In this large international dataset of paediatric patients, “the majority did not have a singular definitive etiology,” Kohli concluded. He added that continued community surveillance and close co-operation through the registry are critical to further investigate the indeterminate causes of hepatitis in children. “This is a call to arms to all of us,” he said.

These findings raise the question of how best to prevent and treat acute paediatric hepatitis. In response to an audience question about adenovirus vaccination, Kohli replied that this would be premature. “I’m not sure we can blame one virus at this point,” he said.
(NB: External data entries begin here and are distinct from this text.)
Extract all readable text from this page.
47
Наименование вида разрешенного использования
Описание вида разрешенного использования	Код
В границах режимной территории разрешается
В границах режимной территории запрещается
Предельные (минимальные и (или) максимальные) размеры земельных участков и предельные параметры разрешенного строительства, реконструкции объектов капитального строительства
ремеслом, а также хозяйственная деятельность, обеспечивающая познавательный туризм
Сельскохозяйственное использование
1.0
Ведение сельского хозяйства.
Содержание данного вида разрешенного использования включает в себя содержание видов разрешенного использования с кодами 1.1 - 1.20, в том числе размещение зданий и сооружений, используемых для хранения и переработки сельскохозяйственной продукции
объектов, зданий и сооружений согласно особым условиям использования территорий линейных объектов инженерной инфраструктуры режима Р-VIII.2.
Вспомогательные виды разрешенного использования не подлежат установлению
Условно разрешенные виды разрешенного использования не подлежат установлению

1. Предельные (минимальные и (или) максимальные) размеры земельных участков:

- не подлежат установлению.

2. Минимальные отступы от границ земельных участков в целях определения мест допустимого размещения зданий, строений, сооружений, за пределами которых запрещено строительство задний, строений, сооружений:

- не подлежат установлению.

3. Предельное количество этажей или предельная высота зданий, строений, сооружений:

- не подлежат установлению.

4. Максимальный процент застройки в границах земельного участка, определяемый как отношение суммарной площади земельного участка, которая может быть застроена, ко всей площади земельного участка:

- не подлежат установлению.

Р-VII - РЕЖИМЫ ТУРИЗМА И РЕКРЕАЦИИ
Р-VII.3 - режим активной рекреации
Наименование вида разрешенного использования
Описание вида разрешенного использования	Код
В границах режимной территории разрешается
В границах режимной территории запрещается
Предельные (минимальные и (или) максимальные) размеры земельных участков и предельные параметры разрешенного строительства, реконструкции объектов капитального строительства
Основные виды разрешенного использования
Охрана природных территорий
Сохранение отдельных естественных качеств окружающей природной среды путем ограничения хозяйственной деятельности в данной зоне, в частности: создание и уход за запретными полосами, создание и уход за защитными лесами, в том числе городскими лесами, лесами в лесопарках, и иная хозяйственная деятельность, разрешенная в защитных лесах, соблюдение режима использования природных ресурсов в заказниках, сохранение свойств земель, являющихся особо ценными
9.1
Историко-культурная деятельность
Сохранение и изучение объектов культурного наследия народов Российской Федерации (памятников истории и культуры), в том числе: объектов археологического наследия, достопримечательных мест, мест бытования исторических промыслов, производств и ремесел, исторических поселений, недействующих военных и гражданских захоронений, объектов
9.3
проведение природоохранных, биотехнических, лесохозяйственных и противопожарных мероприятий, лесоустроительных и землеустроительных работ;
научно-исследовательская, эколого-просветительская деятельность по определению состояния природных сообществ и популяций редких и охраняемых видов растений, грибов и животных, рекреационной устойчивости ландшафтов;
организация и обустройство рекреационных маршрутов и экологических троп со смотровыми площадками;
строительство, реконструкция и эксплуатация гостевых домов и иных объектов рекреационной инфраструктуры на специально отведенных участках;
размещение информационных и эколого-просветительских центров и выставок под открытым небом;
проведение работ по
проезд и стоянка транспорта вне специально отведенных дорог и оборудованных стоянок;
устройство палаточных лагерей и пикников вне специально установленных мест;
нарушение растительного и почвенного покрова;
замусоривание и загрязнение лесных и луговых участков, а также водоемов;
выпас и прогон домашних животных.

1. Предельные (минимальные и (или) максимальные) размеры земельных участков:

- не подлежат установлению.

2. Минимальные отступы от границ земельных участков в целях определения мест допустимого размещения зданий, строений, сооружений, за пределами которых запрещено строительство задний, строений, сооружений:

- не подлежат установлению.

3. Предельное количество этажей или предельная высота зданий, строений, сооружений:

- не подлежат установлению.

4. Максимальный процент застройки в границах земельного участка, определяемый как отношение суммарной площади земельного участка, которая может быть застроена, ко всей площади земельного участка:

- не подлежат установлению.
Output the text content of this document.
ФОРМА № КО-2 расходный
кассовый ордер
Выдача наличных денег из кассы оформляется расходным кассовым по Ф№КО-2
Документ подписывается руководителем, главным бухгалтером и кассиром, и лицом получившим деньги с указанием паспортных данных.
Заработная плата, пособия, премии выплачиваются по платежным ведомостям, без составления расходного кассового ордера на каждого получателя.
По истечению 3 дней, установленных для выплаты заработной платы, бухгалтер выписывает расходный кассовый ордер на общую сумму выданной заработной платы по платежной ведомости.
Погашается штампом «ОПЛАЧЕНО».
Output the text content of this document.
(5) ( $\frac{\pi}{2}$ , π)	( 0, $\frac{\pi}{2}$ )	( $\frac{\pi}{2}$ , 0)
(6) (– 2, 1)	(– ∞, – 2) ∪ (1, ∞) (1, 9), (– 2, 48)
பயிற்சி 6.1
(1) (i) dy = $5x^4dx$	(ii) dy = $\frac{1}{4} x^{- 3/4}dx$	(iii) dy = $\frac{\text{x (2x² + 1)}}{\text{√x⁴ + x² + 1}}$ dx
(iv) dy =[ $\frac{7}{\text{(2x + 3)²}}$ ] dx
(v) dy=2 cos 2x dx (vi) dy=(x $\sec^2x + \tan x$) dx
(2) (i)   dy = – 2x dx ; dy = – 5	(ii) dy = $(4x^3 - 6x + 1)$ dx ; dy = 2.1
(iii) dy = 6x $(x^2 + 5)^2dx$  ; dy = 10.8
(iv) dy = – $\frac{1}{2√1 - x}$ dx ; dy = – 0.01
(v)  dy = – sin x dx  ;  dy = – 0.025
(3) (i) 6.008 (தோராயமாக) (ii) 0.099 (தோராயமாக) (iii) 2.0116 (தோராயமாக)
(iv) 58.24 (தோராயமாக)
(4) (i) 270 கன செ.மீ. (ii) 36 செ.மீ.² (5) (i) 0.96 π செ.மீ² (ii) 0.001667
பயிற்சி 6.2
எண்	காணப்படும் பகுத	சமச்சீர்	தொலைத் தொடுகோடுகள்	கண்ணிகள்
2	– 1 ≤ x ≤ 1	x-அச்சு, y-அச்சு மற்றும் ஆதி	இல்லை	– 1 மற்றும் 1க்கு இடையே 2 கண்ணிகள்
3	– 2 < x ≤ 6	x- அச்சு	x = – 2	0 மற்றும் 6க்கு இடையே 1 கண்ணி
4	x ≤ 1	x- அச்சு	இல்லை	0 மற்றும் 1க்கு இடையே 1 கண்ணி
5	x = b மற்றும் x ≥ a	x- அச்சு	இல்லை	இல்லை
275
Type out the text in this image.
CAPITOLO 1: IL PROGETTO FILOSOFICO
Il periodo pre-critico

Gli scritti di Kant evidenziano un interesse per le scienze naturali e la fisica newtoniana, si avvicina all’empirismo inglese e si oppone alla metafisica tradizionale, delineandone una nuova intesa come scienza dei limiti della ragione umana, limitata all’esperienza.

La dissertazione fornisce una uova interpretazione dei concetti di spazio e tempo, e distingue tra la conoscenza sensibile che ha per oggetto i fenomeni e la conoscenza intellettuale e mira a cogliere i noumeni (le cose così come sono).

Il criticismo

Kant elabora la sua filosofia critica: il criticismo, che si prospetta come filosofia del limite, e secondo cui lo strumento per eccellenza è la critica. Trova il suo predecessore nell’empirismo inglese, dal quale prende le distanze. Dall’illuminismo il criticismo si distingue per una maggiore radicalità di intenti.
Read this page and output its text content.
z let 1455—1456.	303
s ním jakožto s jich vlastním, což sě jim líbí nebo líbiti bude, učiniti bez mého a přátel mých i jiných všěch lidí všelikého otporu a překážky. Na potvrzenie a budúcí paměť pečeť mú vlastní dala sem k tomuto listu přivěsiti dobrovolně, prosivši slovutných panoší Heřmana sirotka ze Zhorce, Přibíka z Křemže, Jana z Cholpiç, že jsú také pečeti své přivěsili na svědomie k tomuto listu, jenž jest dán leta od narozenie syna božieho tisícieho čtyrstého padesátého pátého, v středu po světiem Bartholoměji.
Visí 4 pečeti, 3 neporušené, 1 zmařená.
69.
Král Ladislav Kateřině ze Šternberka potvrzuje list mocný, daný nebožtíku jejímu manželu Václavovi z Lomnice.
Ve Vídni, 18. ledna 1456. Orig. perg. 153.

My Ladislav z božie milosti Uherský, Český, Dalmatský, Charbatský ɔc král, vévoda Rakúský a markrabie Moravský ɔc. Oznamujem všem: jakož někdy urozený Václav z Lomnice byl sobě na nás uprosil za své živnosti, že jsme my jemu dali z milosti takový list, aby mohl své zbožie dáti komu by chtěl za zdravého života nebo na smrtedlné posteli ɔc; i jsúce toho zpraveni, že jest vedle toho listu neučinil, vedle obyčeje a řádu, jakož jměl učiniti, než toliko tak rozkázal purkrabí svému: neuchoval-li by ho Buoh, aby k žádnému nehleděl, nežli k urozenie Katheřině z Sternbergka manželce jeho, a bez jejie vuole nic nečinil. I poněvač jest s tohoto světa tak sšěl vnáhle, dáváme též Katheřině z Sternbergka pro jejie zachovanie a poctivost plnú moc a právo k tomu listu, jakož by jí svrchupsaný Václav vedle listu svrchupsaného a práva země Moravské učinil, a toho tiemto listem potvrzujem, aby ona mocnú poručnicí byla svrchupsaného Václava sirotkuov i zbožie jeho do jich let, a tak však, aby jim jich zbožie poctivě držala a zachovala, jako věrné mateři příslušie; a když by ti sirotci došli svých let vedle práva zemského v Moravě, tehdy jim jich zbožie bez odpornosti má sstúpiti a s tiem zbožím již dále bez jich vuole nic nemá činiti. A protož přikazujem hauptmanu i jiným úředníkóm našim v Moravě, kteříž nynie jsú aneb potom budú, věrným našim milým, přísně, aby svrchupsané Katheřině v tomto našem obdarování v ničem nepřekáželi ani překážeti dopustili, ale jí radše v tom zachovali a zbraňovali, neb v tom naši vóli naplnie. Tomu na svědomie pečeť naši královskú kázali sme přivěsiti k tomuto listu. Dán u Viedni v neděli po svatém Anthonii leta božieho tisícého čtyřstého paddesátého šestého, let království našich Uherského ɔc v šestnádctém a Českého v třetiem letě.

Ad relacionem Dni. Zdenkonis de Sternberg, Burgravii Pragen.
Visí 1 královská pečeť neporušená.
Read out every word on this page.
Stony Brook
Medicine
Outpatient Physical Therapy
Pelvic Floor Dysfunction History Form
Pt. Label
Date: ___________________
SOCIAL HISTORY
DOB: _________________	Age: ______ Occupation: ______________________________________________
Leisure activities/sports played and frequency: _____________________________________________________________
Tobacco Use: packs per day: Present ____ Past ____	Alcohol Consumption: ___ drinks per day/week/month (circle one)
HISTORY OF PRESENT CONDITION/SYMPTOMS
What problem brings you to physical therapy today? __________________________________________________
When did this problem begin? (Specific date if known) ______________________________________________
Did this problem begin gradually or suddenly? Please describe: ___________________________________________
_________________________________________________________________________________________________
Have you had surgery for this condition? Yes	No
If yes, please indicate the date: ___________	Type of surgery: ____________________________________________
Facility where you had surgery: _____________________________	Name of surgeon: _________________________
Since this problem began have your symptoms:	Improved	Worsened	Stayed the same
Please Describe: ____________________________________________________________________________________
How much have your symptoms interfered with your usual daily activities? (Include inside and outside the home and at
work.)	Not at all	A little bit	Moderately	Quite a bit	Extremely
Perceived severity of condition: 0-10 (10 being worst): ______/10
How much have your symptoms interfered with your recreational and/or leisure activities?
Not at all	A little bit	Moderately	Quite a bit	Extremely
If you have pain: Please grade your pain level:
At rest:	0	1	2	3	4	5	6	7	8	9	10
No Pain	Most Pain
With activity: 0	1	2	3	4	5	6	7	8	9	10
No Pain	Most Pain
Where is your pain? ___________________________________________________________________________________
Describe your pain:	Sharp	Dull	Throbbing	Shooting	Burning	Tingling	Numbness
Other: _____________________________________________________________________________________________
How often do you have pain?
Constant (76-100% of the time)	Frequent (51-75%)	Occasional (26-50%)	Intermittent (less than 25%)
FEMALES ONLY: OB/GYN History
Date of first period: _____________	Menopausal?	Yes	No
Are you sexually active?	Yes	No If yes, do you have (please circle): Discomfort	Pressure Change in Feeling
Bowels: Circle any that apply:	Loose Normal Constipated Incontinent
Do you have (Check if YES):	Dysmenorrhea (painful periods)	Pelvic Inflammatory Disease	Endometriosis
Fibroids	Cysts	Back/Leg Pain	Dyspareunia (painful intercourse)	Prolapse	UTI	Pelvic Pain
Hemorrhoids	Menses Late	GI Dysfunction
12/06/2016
Nonetheless, some clinicians have attempted to treat adenovirus infection in children with acute hepatitis. In another presentation, Dr Sunitha Vimalesvaran of King's College Hospital reported on the safety and efficacy of cidofovir for this indication.

Among the 258 children with acute hepatitis tested for adenovirus in the UK, two thirds tested positive for adenovirus – much higher than the rate in the SHIPP registry.

Although there are no approved treatments for adenovirus infection, several drugs have been tried, including cidofovir, a broad-spectrum nucleotide analogue antiviral that is used to treat cytomegalovirus retinitis in people with AIDS. It was found to be active against all known types of human adenovirus in laboratory studies.

Nine children received cidofovir for acute hepatitis. The median age was approximately 3 years. They all tested positive for adenovirus. Most had evidence of prior SARS-CoV-2 infection, including two within six weeks prior to hepatitis presentation. Six received liver transplants

All patients were treated using the standard 5mg/kg dose of cidofovir once weekly for two weeks and then every two weeks. Four children experienced complete adenovirus clearance and four others had significant viral load reduction, Vimalesvaran reported. None of the liver transplants recipients experienced a recurrence of adenovirus-associated hepatitis in the new liver, despite immunosuppression.

The major side effect of cidofovir is kidney toxicity, and the patients also received probenecid, a medication that protects the kidneys, and other therapies to reduce adverse events. The liver transplant recipients received tacrolimus, which also causes kidney toxicity. Although all children had normal kidney function at presentation, five required kidney dialysis as part of acute liver failure management. Four children developed kidney dysfunction after the first or second dose of cidofovir, but all except one had normalised liver function at the time of hospital discharge.

“Whilst we continue to understand the precise aetiology and pathophysiology of this condition, interim use of cidofovir in children with acute liver failure and adenoviraemia appears to be safe, well-tolerated and effective in reducing adenoviraemia,” the researchers concluded.